Wednesday, June 3, 2020

In order to save them, we might have to hasten their demise. . .

If I recall, a quote that goes back to the Viet Nam era said something like in order to save the village, we had to destroy it.  I am not at all sure whether this is accurate or whether the reporter who is credited with it (Peter Arnett) got it from some other source or if it was original to him.  But it could take on new life as we deal with the aftermath of the corona virus.

They said that all of the radical suspension of our liberties and the restriction of our lives was for the sake of protecting the hospitals from being overloaded with patients, protecting the general populace from infection, and protecting the vulnerable (read here aged and infirm) from death.  I am not at all sure that what was done has contributed toward any of these goals and I am not sure how you would measure such a thing.  But one thing I do know is that the vulnerable population (aged and infirm) has suffered more than most in this area of "safe at home" orders.

I have members of my congregation who were to be quarantined to their rooms in nursing homes and assisted living centers -- without visitors and with meals dropped off to their rooms.  The homes had already restricted outside access to their patients and residents so even family had a hard time getting in.  One such family elected to take the elderly resident home -- sure that the isolation would only hasten the memory loss, confusion, and degeneration already in progress.  For many of these, their trips to church, among other few weekly stops, were the lifelines of communication, stimulation, and support that kept them mentally and emotionally alive.  Shutting off these visits may have preserved them from the virus but the cost of that protection may have stolen away parts of their lives they will never recover.

A while ago my own nearly 90 year old mother made her first trip out of the house in three months -- to visit her sister-in-law and my son about forty miles away from where she lives.  The reunion and time out of the house was a godsend for her.  I called her almost daily but it did not take much empathy to hear the longing and loneliness in her voice and to see the cost of such isolation.  Her story could be repeated time and time again.  I wonder if this was considered when plans were made to isolate us for our own good?  For her this happened in a very rural area of the Midwest where the threat was already minimal.  This is a woman who has no access to online worship and who is alone most of the day already.  What little social contact she had was forbidden by the rules of the pandemic.

Pastors are repeatedly told to discourage the vulnerable population from attending worship or advised to segregate them far from the rest of those assembled.  It sounds good on paper but it may well condemn those who need to be safely around others from even a semblance of that fellowship (even though distancing remains).

I fear that we as a nation and those leading our response to this viral threat did not pause to give much consideration to the cost borne by those most vulnerable.  Even the simple matter of getting out and going to church was deemed non-essential social gatherings for folks like these when their family and church family knows better.  In order to save them, we may have ended up hastening dementia and other health ills (no eye doctor appointments, well visits, or non-essential medical treatments were allowed during the height of the viral threat).  Those who could have been seen in ERs but were not.  Those despondent may have taken their lives alone and in terror of the fear so well communicated.  How many more casualties of this virus never got COVID19 but suffered greatly because of it.
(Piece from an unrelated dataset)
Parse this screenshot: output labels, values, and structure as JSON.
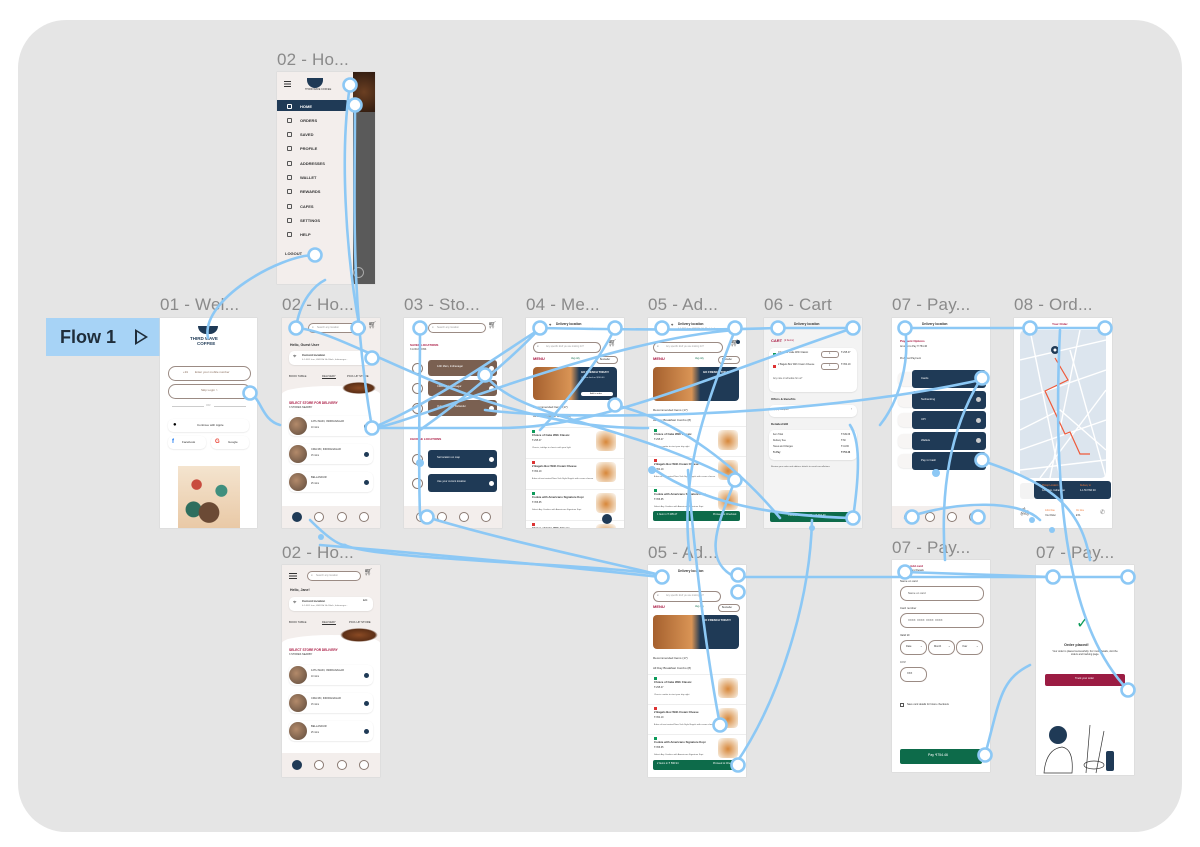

All the while, however, we made sure that those who desired to abort a child would have free and unfettered access to the essential right to kill the child in the womb.  How strange that we would work so hard to protect one life at the cost of the quality of that life only to kill another life whose future might be filled with promise!  Such is the inequity of it all.
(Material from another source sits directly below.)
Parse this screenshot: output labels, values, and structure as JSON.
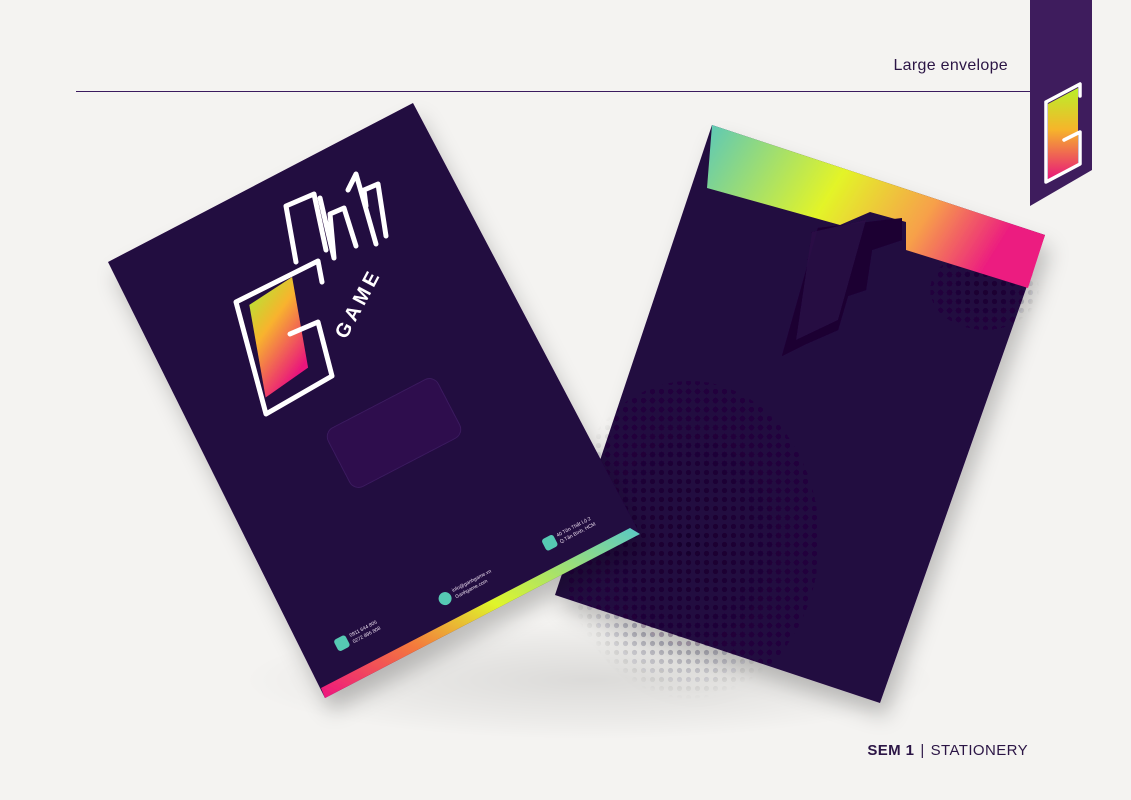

This is but one story in many stories of how the cure may have been worse than the virus.  I certainly do not what to minimize the threat to us by the unknown of this virus but neither do I want us to forget who paid the higher cost in all of this.  Among those who lost jobs and income, some folks paid the price of a life hastened to the emptiness of dementia and the grave.  This should also be part of our larger conversation.

2 comments:

Unknown said...

Pastor with all due respect I believe this outcome of isolation leading to despair was exactly what was planned fir the elderly and infirm in assisted living and nursing homes. Mental health professionals always list social isolation as a primary cause of declining physical, cognitive and emotional health.

Anonymous said...

We are human. We don't have all of the answers on what "should have been done" during this continuing pandemic. Churches closed for weeks in many states during the 1918 pandemic which in the percentage of deaths in the US and also the world population, was far more deadly. But then the churches opened back up and life went on. Lots of funerals to do. The 1918 flu went around the world at least 3 times and one victim was the great-grandfather of a friend of mine. This gentleman was teaching at a Lutheran seminary in Milwaukee, WI and went to visit a student who was sick with the Spanish flu. This was early 1920 and he thought that as he had been fine for the last 18 months, he did not need to be too concerned about catching the flu. But he caught it and died. His doctor documented that indeed it was the Spanish flu, back again to take a few more victims.
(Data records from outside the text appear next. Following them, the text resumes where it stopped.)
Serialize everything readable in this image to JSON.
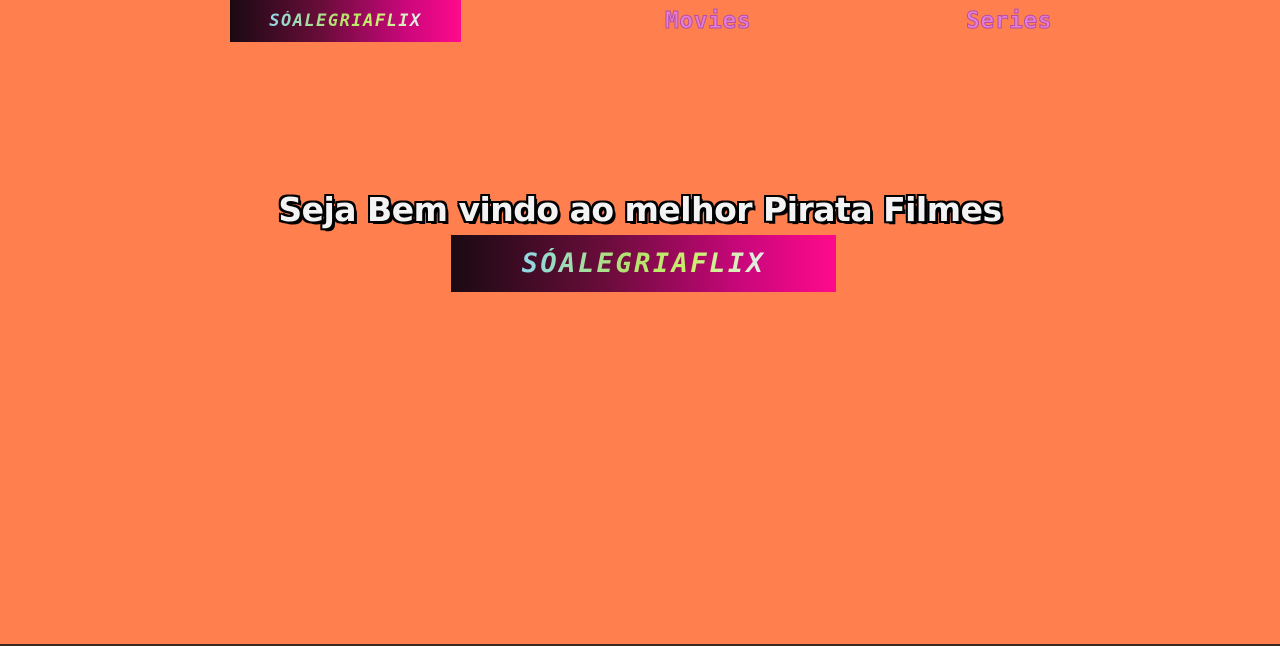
{
  "header": {
    "logo_text": "SÓALEGRIAFLIX",
    "nav": [
      {
        "label": "Movies"
      },
      {
        "label": "Series"
      }
    ]
  },
  "hero": {
    "title": "Seja Bem vindo ao melhor Pirata Filmes",
    "logo_text": "SÓALEGRIAFLIX"
  },
  "colors": {
    "background": "#ff7f4f",
    "nav_link": "#e57fd6",
    "logo_gradient_start": "#1a0a12",
    "logo_gradient_end": "#ff0a8c"
  }
}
Government obviously doesn't have all the answers, nor should they, and we need to make our own decisions now. A church in South Carolina had recent services with about 40 people present. A few days later, one member who had attended called the church to say that he had tested positive for the virus. The church has been calling people who had been at that service, telling them to self quarantine and to think about getting tested. The church decided to stop with services for awhile. Setting out hand sanitizer is not enough. What should a pastor do in such a situation?